The politics of crime in New York in 2021 and 2022 highlights the role the media can play. In the wake of the Covid homicide spike, the state’s bail reform law faced intense opposition—and legislative rollbacks—from politicians and other defenders of the criminal legal system’s status quo. And it’s likely that appeals to people’s fears about crime helped propel Mayor Eric Adams to his razor-thin victory in 2021. They may have flipped just enough upstate House seats to give the GOP its increasingly narrow control of the House. As a 2022 Bloomberg piece pointed out, however, violent crime in New York City was far lower than in the 1980s and 1990s, and actually pretty stable during the Covid era. Media coverage does not correlate much, if at all, with actual crime trends. It does, however, seem tightly linked to politicians’ efforts to exploit crime as a political tool.
That the media is not covering a decline in violence as much as an increase is perhaps unsurprising: “If it bleeds it leads” has been an adage for a long time. It is somewhat more surprising that the Harris-Walz campaign is not pushing these numbers more aggressively, because there are good reasons to do so.
Not least among them, the decline offers a promising way for the Harris-Walz campaign to appeal both to those in the party who want to see radical changes to the criminal legal system and to those in the more centrist blocs, who want change but hold far more favorable views of police. The crime drop gives Harris room, should she want it, to distance herself from Biden’s still-unenacted plan to fund 100,000 more police officers. At the same time, she can point to how the Biden administration’s American Rescue Plan helped bolster police staffing (which would appeal to the moderates) while also providing funding to many police alternatives that likely contributed to the homicide decline (which would appeal to those desiring more aggressive reforms).
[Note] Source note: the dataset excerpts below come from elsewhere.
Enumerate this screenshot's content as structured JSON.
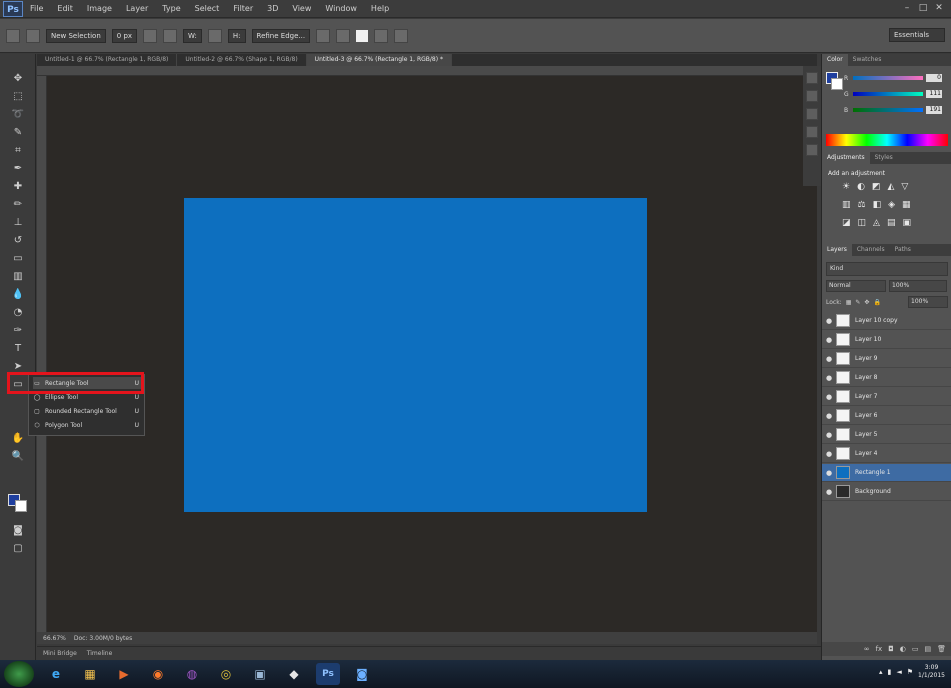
{
  "app": {
    "logo": "Ps"
  },
  "menubar": {
    "items": [
      "File",
      "Edit",
      "Image",
      "Layer",
      "Type",
      "Select",
      "Filter",
      "3D",
      "View",
      "Window",
      "Help"
    ],
    "window_controls": [
      "minimize",
      "maximize",
      "close"
    ]
  },
  "options_bar": {
    "mode_label": "New Selection",
    "feather": "0 px",
    "width": "W:",
    "height": "H:",
    "refine": "Refine Edge...",
    "workspace": "Essentials"
  },
  "tabs": [
    {
      "label": "Untitled-1 @ 66.7% (Rectangle 1, RGB/8)"
    },
    {
      "label": "Untitled-2 @ 66.7% (Shape 1, RGB/8)"
    },
    {
      "label": "Untitled-3 @ 66.7% (Rectangle 1, RGB/8) *"
    }
  ],
  "status": {
    "zoom": "66.67%",
    "doc_size": "Doc: 3.00M/0 bytes"
  },
  "minibridge": {
    "tabs": [
      "Mini Bridge",
      "Timeline"
    ]
  },
  "flyout": {
    "items": [
      {
        "icon": "rectangle-tool-icon",
        "label": "Rectangle Tool",
        "key": "U",
        "selected": true
      },
      {
        "icon": "rounded-rectangle-tool-icon",
        "label": "Ellipse Tool",
        "key": "U",
        "selected": false
      },
      {
        "icon": "polygon-tool-icon",
        "label": "Rounded Rectangle Tool",
        "key": "U",
        "selected": false
      },
      {
        "icon": "custom-shape-tool-icon",
        "label": "Polygon Tool",
        "key": "U",
        "selected": false
      }
    ]
  },
  "color_panel": {
    "tabs": [
      "Color",
      "Swatches"
    ],
    "channels": [
      {
        "label": "R",
        "value": "0"
      },
      {
        "label": "G",
        "value": "111"
      },
      {
        "label": "B",
        "value": "191"
      }
    ],
    "foreground": "#1f3f9f",
    "background": "#ffffff"
  },
  "adjustments_panel": {
    "tabs": [
      "Adjustments",
      "Styles"
    ],
    "title": "Add an adjustment",
    "rows": [
      [
        "☀",
        "◐",
        "◩",
        "◭",
        "▽"
      ],
      [
        "▥",
        "⚖",
        "◧",
        "◈",
        "▦"
      ],
      [
        "◪",
        "◫",
        "◬",
        "▤",
        "▣"
      ]
    ]
  },
  "layers_panel": {
    "tabs": [
      "Layers",
      "Channels",
      "Paths"
    ],
    "filter": "Kind",
    "blend_mode": "Normal",
    "opacity": "100%",
    "fill": "100%",
    "lock_label": "Lock:",
    "layers": [
      {
        "name": "Layer 10 copy",
        "selected": false
      },
      {
        "name": "Layer 10",
        "selected": false
      },
      {
        "name": "Layer 9",
        "selected": false
      },
      {
        "name": "Layer 8",
        "selected": false
      },
      {
        "name": "Layer 7",
        "selected": false
      },
      {
        "name": "Layer 6",
        "selected": false
      },
      {
        "name": "Layer 5",
        "selected": false
      },
      {
        "name": "Layer 4",
        "selected": false
      },
      {
        "name": "Rectangle 1",
        "selected": true
      },
      {
        "name": "Background",
        "selected": false
      }
    ]
  },
  "canvas": {
    "fill": "#0d6fbf"
  },
  "highlight_color": "#e4141c",
  "taskbar": {
    "apps": [
      {
        "icon": "ie-icon",
        "glyph": "e"
      },
      {
        "icon": "explorer-icon",
        "glyph": "▦"
      },
      {
        "icon": "media-icon",
        "glyph": "▶"
      },
      {
        "icon": "firefox-icon",
        "glyph": "◉"
      },
      {
        "icon": "app-icon",
        "glyph": "◍"
      },
      {
        "icon": "chrome-icon",
        "glyph": "◎"
      },
      {
        "icon": "app2-icon",
        "glyph": "▣"
      },
      {
        "icon": "app3-icon",
        "glyph": "◆"
      },
      {
        "icon": "photoshop-task-icon",
        "glyph": "Ps"
      },
      {
        "icon": "app4-icon",
        "glyph": "◙"
      }
    ],
    "time": "3:09",
    "date": "1/1/2015"
  }
}
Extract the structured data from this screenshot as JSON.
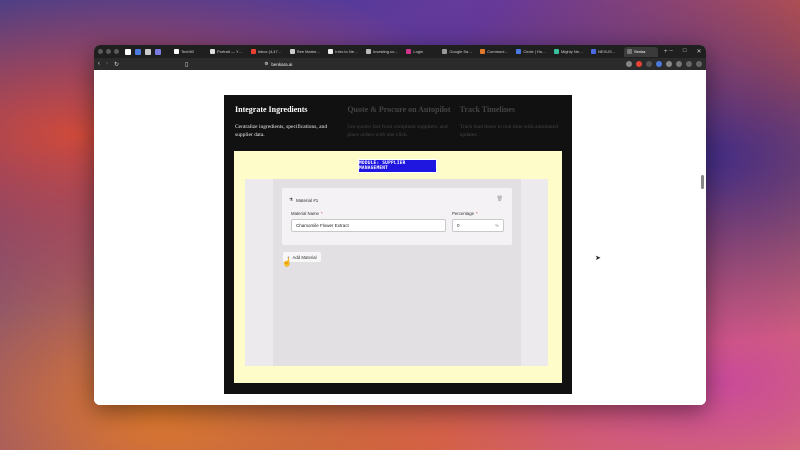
{
  "browser": {
    "tabs": [
      {
        "label": "Tech50",
        "color": "#ffffff"
      },
      {
        "label": "Portrait — Y…",
        "color": "#dddddd"
      },
      {
        "label": "Inbox (4,47…",
        "color": "#e94235"
      },
      {
        "label": "Ree Marke…",
        "color": "#cccccc"
      },
      {
        "label": "Intro to Ne…",
        "color": "#eeeeee"
      },
      {
        "label": "Investing.co…",
        "color": "#bbbbbb"
      },
      {
        "label": "Login",
        "color": "#d0348a"
      },
      {
        "label": "Google Sa…",
        "color": "#999999"
      },
      {
        "label": "Communi…",
        "color": "#e07a2a"
      },
      {
        "label": "Circle | Ho…",
        "color": "#4a7ae0"
      },
      {
        "label": "Mighty Ne…",
        "color": "#3ac09a"
      },
      {
        "label": "NEXUS…",
        "color": "#4a6ae0"
      },
      {
        "label": "Senka",
        "color": "#777777"
      }
    ],
    "url": "benkara.ai"
  },
  "steps": [
    {
      "title": "Integrate Ingredients",
      "desc": "Centralize ingredients, specifications, and supplier data."
    },
    {
      "title": "Quote & Procure on Autopilot",
      "desc": "Get quotes fast from compliant suppliers, and place orders with one click."
    },
    {
      "title": "Track Timelines",
      "desc": "Track lead times in real time with automated updates."
    }
  ],
  "module_badge": "MODULE: SUPPLIER MANAGEMENT",
  "material_card": {
    "title": "Material #1",
    "name_label": "Material Name",
    "name_value": "Chamomile Flower Extract",
    "pct_label": "Percentage",
    "pct_value": "0",
    "pct_suffix": "%",
    "required_mark": "*"
  },
  "add_material_label": "Add Material",
  "icons": {
    "material": "flask-icon",
    "delete": "trash-icon",
    "add": "plus-icon"
  }
}
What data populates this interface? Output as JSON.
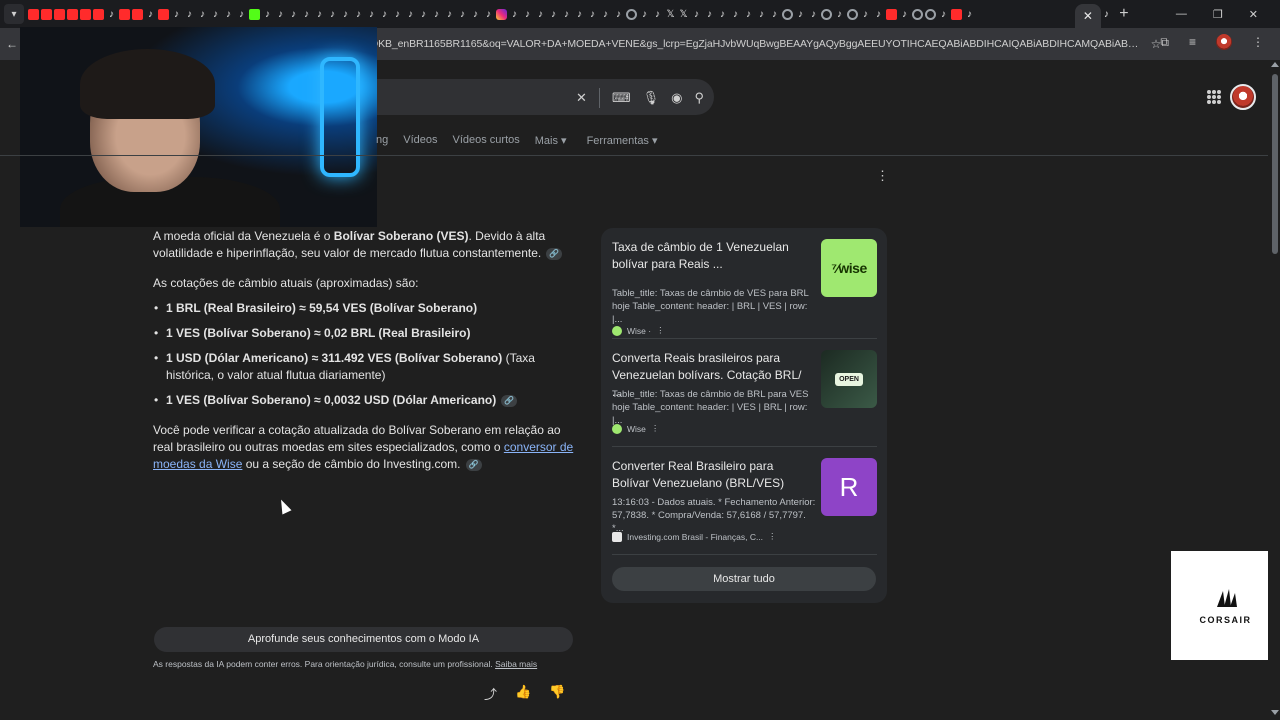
{
  "browser": {
    "tab_menu_icon": "chevron-down-icon",
    "active_tab_close": "✕",
    "new_tab": "+",
    "window_controls": [
      "—",
      "❐",
      "✕"
    ],
    "address_url": "OKB_enBR1165BR1165&oq=VALOR+DA+MOEDA+VENE&gs_lcrp=EgZjaHJvbWUqBwgBEAAYgAQyBggAEEUYOTIHCAEQABiABDIHCAIQABiABDIHCAMQABiABDIICAQQABgWGB4yCAgF..."
  },
  "search": {
    "clear_icon": "✕",
    "tabs": [
      "ng",
      "Vídeos",
      "Vídeos curtos",
      "Mais ▾",
      "Ferramentas ▾"
    ]
  },
  "ai_overview": {
    "intro_pre": "A moeda oficial da Venezuela é o ",
    "intro_bold": "Bolívar Soberano (VES)",
    "intro_post": ". Devido à alta volatilidade e hiperinflação, seu valor de mercado flutua constantemente.",
    "rates_heading": "As cotações de câmbio atuais (aproximadas) são:",
    "rates": [
      {
        "bold": "1 BRL (Real Brasileiro) ≈ 59,54 VES (Bolívar Soberano)",
        "rest": ""
      },
      {
        "bold": "1 VES (Bolívar Soberano) ≈ 0,02 BRL (Real Brasileiro)",
        "rest": ""
      },
      {
        "bold": "1 USD (Dólar Americano) ≈ 311.492 VES (Bolívar Soberano)",
        "rest": " (Taxa histórica, o valor atual flutua diariamente)"
      },
      {
        "bold": "1 VES (Bolívar Soberano) ≈ 0,0032 USD (Dólar Americano)",
        "rest": ""
      }
    ],
    "verify_pre": "Você pode verificar a cotação atualizada do Bolívar Soberano em relação ao real brasileiro ou outras moedas em sites especializados, como o ",
    "verify_link": "conversor de moedas da Wise",
    "verify_post": " ou a seção de câmbio do Investing.com."
  },
  "sources": [
    {
      "title": "Taxa de câmbio de 1 Venezuelan bolívar para Reais ...",
      "snippet": "Table_title: Taxas de câmbio de VES para BRL hoje Table_content: header: | BRL | VES | row: |...",
      "site": "Wise ·",
      "thumb_text": "⁷⁄wise",
      "thumb_color": "#9fe870"
    },
    {
      "title": "Converta Reais brasileiros para Venezuelan bolívars. Cotação BRL/ ...",
      "snippet": "Table_title: Taxas de câmbio de BRL para VES hoje Table_content: header: | VES | BRL | row: |...",
      "site": "Wise",
      "thumb_text": "OPEN",
      "thumb_color": "#2d4a3a"
    },
    {
      "title": "Converter Real Brasileiro para Bolívar Venezuelano (BRL/VES)",
      "snippet": "13:16:03 - Dados atuais. * Fechamento Anterior: 57,7838. * Compra/Venda: 57,6168 / 57,7797. *...",
      "site": "Investing.com Brasil - Finanças, C...",
      "thumb_text": "R",
      "thumb_color": "#8e44c7"
    }
  ],
  "show_all": "Mostrar tudo",
  "deep_dive": "Aprofunde seus conhecimentos com o Modo IA",
  "disclaimer": "As respostas da IA podem conter erros. Para orientação jurídica, consulte um profissional. ",
  "disclaimer_link": "Saiba mais",
  "corsair_word": "CORSAIR"
}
If nothing else, good news on crime has thrown the Trump campaign off-balance. Many of the biggest declines have been in cities the Trump campaign regularly cites as examples of “failed” Democratic leadership: Chicago, Detroit, Philadelphia, New Orleans, New York City (which isn’t in the MCCA data, but has reported a roughly 10 percent year-to-date drop in homicides). Just days ago, Trump canceled a meeting with The Detroit News to discuss crime once reporters started asking questions about data showing declines in Michigan’s crime rates. While one might expect Trump to stick with his usual line regardless of the data, his retreat from the interview suggests he’s genuinely rattled by these declines.
Barring a shocking surge in violence in the latter half of 2024, the country seems to be on the cusp of the largest one-year drop in homicides in a generation. If nobody gives this the attention it warrants, we should be rattled, too.
This article was produced in partnership with the Garrison Project, an independent, nonpartisan organization addressing the crisis of mass incarceration and policing.